One might argue a) that location and identity were never encoded together and b) that identity retrieval was easy enough to not require any spatial information. However, the former seems implausible since this was effectively a dual task in which both location and identity always had to be encoded. As suggested by Morey and Cowan (2004), encoding and holding independent verbal and visual information in memory appears to consume shared working memory capacity, with errors in one modality affecting accuracy in the other. This indicates that representations are not stored fully independently. For verbal (in our case identity) and visual (here location) information, which were not independent in our study but were associated with each other, joint representation and storage is even more likely. On the contrary, it is difficult to imagine how identity information could be encoded fully independently of location information; how else could one retrieve location from identity (the basis for language-mediated eye movements; Altmann & Kamide, 2007)? Regarding the ease of the task, the accuracy of identity recall was in a range that leaves room for improvement; it thus seems unlikely that participants would disregard cues that would facilitate task performance.

Further, we observed only little detrimental influence of the fixation cross on (correct) location recall, in contrast to what we had predicted. We propose that the absence of a clear effect in this particular task may be explained by participants exploiting the benefit of a steady frame of reference for encoding and retrieving spatial patterns by suppressing saccades to relevant locations (as suggested by Lange & Engbert, 2013, for encoding). But more investigation is necessary to establish the link between encoding and decoding strategies along the lines of Bochynska and Laeng (2015).

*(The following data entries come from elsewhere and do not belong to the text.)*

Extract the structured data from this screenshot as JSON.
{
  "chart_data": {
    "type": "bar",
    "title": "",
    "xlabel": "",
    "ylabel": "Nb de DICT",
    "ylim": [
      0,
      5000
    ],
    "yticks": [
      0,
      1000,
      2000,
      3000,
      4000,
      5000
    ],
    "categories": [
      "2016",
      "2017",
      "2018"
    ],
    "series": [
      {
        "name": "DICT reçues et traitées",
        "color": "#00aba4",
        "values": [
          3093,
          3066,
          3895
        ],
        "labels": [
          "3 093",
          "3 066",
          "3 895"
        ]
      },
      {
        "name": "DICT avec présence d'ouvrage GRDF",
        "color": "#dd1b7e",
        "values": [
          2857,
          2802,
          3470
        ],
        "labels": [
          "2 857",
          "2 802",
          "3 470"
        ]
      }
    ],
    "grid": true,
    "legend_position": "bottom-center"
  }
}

Finally, our results point to a somewhat weaker bi-directional Hebbian account of activation in episodic memory (Altmann & Kamide, 2007). In particular, we showed that there is no location-cued episodic retrieval in a paradigm where identity and location are truly unrelated and arbitrary. Only when the object identity is known might the activation of its location activate other parts of the object’s trace (e.g., other visual features that were not initially activated). Of course, the situation may be different when objects are in their prototypical locations, i.e., cups on a table, birds in the sky etc. Here, knowing the location of an object may indeed facilitate the retrieval of which specific object had been there. Further research is required to explore these possibilities.

To conclude, we have presented an experimental design which allowed us to investigate whether object recall is facilitated by cueing the ‘semantically unrelated’ location of the to-be-recalled object in a clear and consistent manner. The results of this experiment suggest that there is no location-cued episodic retrieval in paradigms where identity and location are unrelated. That is, there is no advantage of retrieving and, crucially, moving ones eyes to a location for the subsequent retrieval of identity information.